No. 99 – Dewa United Banten
- Position: Center
- League: IBL

Personal information
- Born: 10 September 1994 (age 31) Madiun, Indonesia
- Listed height: 201 cm (6 ft 7 in)
- Listed weight: 94 kg (207 lb)

Career information
- College: UPH
- Playing career: 2014–present

Career history
- 2014-2018: Stapac Jakarta
- 2018-2021: Satria Muda Pertamina
- 2021-present: Dewa United

Career highlights
- 2× IBL champion (2021, 2025); IBL Rookie of the Year (2015); 2× LIMA champion (2013, 2014);

= Kristian Liem =

Indonesian basketball player

Kristianto Liem (born September 10, 1994) is an Indonesian professional basketball player for the Dewa United Banten of the Indonesian Basketball League (IBL).
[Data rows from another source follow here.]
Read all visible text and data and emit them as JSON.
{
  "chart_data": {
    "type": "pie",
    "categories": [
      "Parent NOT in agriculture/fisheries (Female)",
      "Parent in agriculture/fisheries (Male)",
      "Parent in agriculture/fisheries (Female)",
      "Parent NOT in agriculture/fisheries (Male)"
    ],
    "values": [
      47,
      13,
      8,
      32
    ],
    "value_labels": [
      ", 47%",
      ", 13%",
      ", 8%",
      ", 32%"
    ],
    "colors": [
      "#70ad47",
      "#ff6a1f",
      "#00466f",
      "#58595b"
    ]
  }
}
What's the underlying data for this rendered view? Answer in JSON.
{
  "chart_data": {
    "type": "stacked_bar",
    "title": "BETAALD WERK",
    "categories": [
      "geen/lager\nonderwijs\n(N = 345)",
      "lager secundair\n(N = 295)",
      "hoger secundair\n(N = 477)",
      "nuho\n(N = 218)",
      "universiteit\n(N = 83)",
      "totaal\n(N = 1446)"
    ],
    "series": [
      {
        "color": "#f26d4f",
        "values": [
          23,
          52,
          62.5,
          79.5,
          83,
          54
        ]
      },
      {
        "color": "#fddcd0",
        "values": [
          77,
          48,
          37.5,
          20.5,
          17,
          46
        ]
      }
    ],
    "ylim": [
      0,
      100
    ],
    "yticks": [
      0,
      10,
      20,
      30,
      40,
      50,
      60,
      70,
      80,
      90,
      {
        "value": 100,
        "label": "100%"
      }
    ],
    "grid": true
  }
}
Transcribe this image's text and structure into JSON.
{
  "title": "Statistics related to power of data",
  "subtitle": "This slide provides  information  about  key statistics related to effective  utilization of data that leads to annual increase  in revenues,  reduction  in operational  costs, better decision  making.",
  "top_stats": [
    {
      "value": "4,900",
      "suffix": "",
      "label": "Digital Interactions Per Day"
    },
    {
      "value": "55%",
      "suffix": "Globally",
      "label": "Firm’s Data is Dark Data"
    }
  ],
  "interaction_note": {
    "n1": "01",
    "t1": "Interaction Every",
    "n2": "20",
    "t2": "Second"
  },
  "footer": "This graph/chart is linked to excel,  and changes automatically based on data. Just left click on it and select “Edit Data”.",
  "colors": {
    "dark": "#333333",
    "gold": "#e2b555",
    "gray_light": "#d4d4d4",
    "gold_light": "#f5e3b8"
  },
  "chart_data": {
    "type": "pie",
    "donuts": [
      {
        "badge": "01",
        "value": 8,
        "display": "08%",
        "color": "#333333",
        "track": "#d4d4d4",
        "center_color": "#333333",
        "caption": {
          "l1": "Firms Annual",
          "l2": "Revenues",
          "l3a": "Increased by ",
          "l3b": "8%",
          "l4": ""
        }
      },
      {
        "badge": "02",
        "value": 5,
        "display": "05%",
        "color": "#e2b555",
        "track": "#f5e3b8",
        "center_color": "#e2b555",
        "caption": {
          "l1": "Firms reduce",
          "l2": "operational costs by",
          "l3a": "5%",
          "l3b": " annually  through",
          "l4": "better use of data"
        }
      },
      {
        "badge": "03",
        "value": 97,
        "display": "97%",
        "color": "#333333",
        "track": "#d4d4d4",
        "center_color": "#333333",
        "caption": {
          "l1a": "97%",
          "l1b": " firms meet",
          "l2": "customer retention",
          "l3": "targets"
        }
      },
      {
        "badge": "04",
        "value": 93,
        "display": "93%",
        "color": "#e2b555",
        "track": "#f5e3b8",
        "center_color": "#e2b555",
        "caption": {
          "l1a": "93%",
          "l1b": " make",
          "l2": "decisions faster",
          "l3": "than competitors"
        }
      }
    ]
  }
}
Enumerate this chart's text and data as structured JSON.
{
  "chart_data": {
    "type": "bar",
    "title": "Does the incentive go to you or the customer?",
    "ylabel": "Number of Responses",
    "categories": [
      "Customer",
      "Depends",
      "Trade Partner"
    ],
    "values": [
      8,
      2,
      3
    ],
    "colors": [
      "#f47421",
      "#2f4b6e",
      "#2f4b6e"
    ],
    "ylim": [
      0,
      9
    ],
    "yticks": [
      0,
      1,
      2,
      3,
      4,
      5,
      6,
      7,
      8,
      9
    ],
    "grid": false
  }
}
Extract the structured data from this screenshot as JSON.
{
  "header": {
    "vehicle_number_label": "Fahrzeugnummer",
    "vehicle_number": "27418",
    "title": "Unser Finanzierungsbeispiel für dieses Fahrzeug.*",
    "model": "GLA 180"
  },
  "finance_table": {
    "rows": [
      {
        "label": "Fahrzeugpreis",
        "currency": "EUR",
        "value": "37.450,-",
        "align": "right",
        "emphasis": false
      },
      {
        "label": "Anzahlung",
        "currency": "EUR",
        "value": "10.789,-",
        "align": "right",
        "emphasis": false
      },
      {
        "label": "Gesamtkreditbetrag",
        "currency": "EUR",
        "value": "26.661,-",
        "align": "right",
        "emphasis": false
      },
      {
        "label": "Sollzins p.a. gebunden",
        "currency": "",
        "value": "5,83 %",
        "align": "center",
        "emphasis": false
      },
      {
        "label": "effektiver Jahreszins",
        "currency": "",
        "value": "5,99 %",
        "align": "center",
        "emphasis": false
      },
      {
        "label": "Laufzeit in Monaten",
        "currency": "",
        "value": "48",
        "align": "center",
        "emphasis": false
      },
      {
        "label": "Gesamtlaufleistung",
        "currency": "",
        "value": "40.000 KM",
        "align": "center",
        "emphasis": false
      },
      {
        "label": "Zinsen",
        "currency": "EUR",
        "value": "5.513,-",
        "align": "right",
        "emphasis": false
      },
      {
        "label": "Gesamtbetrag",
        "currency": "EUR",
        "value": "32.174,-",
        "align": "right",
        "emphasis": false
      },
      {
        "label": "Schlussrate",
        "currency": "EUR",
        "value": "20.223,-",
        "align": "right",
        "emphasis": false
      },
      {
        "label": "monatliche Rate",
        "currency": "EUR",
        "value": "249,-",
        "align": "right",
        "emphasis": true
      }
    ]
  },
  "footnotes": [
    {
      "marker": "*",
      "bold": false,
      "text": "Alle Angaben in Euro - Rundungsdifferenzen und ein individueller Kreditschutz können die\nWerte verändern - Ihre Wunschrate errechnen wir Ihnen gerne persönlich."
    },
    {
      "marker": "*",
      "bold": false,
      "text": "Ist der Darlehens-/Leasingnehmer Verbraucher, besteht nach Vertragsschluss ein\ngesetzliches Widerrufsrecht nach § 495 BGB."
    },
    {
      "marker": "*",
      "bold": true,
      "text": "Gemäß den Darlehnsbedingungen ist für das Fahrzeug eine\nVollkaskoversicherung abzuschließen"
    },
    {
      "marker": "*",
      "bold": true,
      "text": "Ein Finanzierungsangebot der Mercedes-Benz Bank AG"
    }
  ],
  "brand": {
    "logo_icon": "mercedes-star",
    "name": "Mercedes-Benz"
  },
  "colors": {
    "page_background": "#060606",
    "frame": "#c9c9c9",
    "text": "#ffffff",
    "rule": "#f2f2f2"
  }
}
He played college basketball for the UPH Eagles.

==Professional career==

Liem won the Rookie of the Year award in 2015 with averages of 4.4 points per game and 4.5 rebounds per game.

Liem was supposed to join Satria Muda Pertamina for the 2018–19 season, but was unable to due to an achilles tendon rupture.

==National team career==

Liem represented the Indonesia national basketball team in the 2012 SEABA Under-18 Championship, winning the silver medal.

==Personal life==

Liem is the cousin of Pelita Jaya Bakrie player Vincent Rivaldi Kosasih. He was teammates with Kosasih from 2016 to 2018 while with Aspac Jakarta.